UUID = str(uuid.uuid4())
print(f"Request-Id: {UUID} - use this ID to trace the requests in Azure Application Insights.")

azure_openai_embeddings = AzureOpenAIEmbeddings(
    azure_endpoint = apim_resource_gateway_url,
    openai_api_key = apim_subscription_key,
    azure_deployment = openai_embeddings_deployment_name,
    openai_api_version = openai_api_version,
    model= openai_embeddings_model_name
)

azure_openai = AzureChatOpenAI(
    default_headers = {"Request-Id": UUID},
    azure_endpoint = apim_resource_gateway_url,
    openai_api_key = apim_subscription_key,
    azure_deployment = openai_deployment_name,
    openai_api_version = openai_api_version,
    model= openai_model_name
)

# Ask the question
query = "What are the best movies about superheroes?"

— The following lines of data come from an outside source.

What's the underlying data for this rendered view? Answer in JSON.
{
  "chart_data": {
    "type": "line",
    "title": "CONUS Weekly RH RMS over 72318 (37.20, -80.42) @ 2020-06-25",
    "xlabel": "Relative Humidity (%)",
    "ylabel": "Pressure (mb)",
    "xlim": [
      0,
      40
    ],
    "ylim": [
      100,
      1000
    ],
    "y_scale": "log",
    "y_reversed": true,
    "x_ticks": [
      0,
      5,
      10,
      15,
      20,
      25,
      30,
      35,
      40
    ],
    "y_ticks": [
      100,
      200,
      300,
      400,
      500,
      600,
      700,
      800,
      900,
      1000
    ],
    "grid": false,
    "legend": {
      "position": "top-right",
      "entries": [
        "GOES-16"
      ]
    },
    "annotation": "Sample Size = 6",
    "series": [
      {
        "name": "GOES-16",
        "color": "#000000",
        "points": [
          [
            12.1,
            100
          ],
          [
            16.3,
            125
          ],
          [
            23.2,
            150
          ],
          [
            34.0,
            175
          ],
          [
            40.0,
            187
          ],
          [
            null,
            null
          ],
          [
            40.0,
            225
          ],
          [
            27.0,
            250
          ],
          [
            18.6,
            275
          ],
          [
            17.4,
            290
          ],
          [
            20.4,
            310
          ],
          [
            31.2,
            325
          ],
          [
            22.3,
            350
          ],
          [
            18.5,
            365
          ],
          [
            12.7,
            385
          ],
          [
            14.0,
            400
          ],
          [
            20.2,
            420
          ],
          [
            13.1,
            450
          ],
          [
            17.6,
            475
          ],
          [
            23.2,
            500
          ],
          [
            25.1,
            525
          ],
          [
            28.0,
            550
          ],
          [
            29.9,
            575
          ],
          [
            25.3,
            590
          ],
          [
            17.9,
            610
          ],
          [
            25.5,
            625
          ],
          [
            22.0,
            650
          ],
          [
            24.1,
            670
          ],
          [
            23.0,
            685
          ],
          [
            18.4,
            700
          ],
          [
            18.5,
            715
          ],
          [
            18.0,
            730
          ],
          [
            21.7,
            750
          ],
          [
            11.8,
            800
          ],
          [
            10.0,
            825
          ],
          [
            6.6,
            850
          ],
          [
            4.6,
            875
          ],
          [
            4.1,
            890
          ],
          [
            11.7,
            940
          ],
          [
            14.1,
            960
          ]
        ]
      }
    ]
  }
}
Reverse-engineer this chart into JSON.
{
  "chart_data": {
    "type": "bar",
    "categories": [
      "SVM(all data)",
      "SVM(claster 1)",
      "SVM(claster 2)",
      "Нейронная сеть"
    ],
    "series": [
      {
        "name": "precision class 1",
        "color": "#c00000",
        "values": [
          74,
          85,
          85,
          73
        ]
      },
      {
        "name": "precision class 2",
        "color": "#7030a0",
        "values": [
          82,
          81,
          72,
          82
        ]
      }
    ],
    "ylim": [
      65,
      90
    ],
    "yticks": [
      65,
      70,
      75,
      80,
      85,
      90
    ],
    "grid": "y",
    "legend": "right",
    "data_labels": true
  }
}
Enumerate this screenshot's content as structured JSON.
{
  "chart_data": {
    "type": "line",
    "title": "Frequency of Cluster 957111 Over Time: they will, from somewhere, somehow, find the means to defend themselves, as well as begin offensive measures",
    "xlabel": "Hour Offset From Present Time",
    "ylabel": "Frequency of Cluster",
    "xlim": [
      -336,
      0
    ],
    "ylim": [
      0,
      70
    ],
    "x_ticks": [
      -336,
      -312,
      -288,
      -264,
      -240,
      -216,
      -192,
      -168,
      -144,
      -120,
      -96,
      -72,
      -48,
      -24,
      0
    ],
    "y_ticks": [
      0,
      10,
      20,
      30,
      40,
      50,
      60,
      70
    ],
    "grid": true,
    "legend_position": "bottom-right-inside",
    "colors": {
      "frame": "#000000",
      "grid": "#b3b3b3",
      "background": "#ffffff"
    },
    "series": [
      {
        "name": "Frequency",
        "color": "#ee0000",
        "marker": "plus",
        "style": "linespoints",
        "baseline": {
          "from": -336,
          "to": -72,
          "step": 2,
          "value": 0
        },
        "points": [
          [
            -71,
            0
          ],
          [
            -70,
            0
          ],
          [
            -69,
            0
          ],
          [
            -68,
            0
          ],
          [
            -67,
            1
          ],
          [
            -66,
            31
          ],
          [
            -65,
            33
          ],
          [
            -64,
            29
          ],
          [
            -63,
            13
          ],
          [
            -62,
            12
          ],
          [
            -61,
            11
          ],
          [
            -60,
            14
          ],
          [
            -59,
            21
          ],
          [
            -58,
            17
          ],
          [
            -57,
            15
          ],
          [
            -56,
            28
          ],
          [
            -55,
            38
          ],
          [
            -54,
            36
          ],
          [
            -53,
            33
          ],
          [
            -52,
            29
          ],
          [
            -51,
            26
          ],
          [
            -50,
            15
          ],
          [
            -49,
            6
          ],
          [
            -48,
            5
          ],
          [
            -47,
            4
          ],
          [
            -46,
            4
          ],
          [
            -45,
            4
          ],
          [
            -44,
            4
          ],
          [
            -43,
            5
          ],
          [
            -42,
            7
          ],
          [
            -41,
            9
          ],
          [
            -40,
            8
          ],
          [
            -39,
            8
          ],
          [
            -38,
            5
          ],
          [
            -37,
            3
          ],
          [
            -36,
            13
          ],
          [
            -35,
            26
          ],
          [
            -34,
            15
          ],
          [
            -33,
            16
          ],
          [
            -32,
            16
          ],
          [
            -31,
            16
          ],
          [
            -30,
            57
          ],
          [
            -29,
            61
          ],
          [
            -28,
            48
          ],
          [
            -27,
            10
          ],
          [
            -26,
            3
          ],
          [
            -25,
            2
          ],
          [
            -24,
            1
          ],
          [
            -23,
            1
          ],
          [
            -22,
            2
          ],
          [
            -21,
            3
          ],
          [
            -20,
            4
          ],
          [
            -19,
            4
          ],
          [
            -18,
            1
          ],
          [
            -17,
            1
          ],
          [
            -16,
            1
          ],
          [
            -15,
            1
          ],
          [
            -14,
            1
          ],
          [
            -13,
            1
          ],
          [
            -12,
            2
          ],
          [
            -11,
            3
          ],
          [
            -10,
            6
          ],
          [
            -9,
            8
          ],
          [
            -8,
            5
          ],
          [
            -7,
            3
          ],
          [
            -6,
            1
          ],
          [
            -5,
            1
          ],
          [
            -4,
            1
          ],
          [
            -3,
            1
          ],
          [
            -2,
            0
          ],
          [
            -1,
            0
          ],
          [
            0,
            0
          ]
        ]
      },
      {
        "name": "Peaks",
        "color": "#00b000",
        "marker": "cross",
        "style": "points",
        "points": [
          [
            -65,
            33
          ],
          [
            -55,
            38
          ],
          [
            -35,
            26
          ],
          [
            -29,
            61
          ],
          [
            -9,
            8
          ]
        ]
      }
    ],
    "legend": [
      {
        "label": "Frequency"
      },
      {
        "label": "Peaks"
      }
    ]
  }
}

# Create a prompt template with variables, note the curly braces
from langchain.prompts import PromptTemplate
prompt = PromptTemplate(
    input_variables=["original_question","search_results"],
    template="""
    Question: {original_question}

    Do not use any other data.
    Only use the movie data below when responding.
    Provide detailed information about the synopsis of the movie.
    {search_results}
    """,
)

# Search Vector Store
search_client = SearchClient(
    f"{apim_resource_gateway_url}/{searchindex_api_path}",
    searchindex_name,
    AzureKeyCredential(apim_subscription_key)    
)

vector = VectorizedQuery(vector=azure_openai_embeddings.embed_query(query), k_nearest_neighbors=5, fields="vector")

results = list(search_client.search(
    search_text=query,
    query_type="simple",
    semantic_configuration_name="movies-semantic-config",
    include_total_count=True,
    vector_queries=[vector],
    select=["title","genre","overview","tagline","release_date","popularity","vote_average","vote_count","runtime","revenue","original_language"],
    top=5,
    headers={"Request-Id": UUID}
))

# Build the Prompt and Execute against the Azure OpenAI to get the completion
chain = LLMChain(llm=azure_openai, prompt=prompt, verbose=False)
response = chain.invoke({"original_question": query, "search_results": results})
print(response['text'])

<a id='clean'></a>
### 🗑️ Clean up resources

When you're finished with the lab, you should remove all your deployed resources from Azure to avoid extra charges and keep your Azure subscription uncluttered.
Use the [clean-up-resources notebook](clean-up-resources.ipynb) for that.